His research integrates cell therapy, antibody approaches and biomaterials to develop frontier technologies for improved wound care for children suffering from a genetic skin blistering disease called Epidermolysis Bullosa (EB).
Dr. Kopecki has established a profile as an emerging Research Leader in skin blistering diseases and his leadership skills and national and international training in this area places him in the right position to direct translational research and deliver real outcomes for children with chronic wounds including those suffering from EB and burn injuries.
His current research is focused on understanding the bacterial composition of blister wounds in EB children which will inform the development of more targeted approaches to combat infection as well as guide clinical EB management and antibiotic stewardship.

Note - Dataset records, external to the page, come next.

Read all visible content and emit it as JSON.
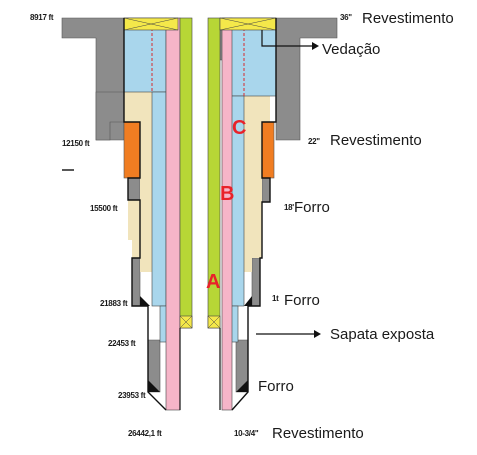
{
  "depths": [
    "8917 ft",
    "12150 ft",
    "15500 ft",
    "21883 ft",
    "22453 ft",
    "23953 ft",
    "26442,1 ft"
  ],
  "sizes": [
    "36\"",
    "22\"",
    "18'",
    "1t",
    "10-3/4\""
  ],
  "labels": {
    "revestimento_36": "Revestimento",
    "vedacao": "Vedação",
    "revestimento_22": "Revestimento",
    "forro_18": "Forro",
    "forro_16": "Forro",
    "sapata": "Sapata exposta",
    "forro_low": "Forro",
    "revestimento_bottom": "Revestimento"
  },
  "zones": [
    "C",
    "B",
    "A"
  ],
  "colors": {
    "formation": "#8c8c8c",
    "cement_blue": "#a9d6ec",
    "cement_beige": "#f1e4bc",
    "orange": "#f07d22",
    "pink": "#f6b5c8",
    "green": "#b7d636",
    "seal": "#f4e84a",
    "zone_text": "#e8222a"
  }
}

Additionally, Dr Kopecki multidisciplinary research is developing alternative treatments for infected wounds as wound infection and sepsis are major causes of infant mortality in children with EB.
Dr Kopecki’s translational research integrates industry partners and end-users to develop a therapy with broad implications for millions of Australians suffering from impaired healing, infected wounds, and burn injuries.
Dr. Kopecki’s transdisciplinary approaches to therapy development using various preclinical models of dermatological conditions (skin blistering, wound infection and burn injury) provide a platform for testing novel wound dressings and delivery systems hence providing translational outcomes and a clear pathway towards clinical trials.
Dr Kopecki’s research addresses the longstanding challenges of in-vivo toxicity of current treatments, lack of antibiotic efficacy, and rising antimicrobial resistance associated with currently available and poorly effective treatments while tackling biofilms, a fundamental problem of hard-to-treat wound infections, and offering a solution treatment approach to clear the infection and improve healing in children with EB.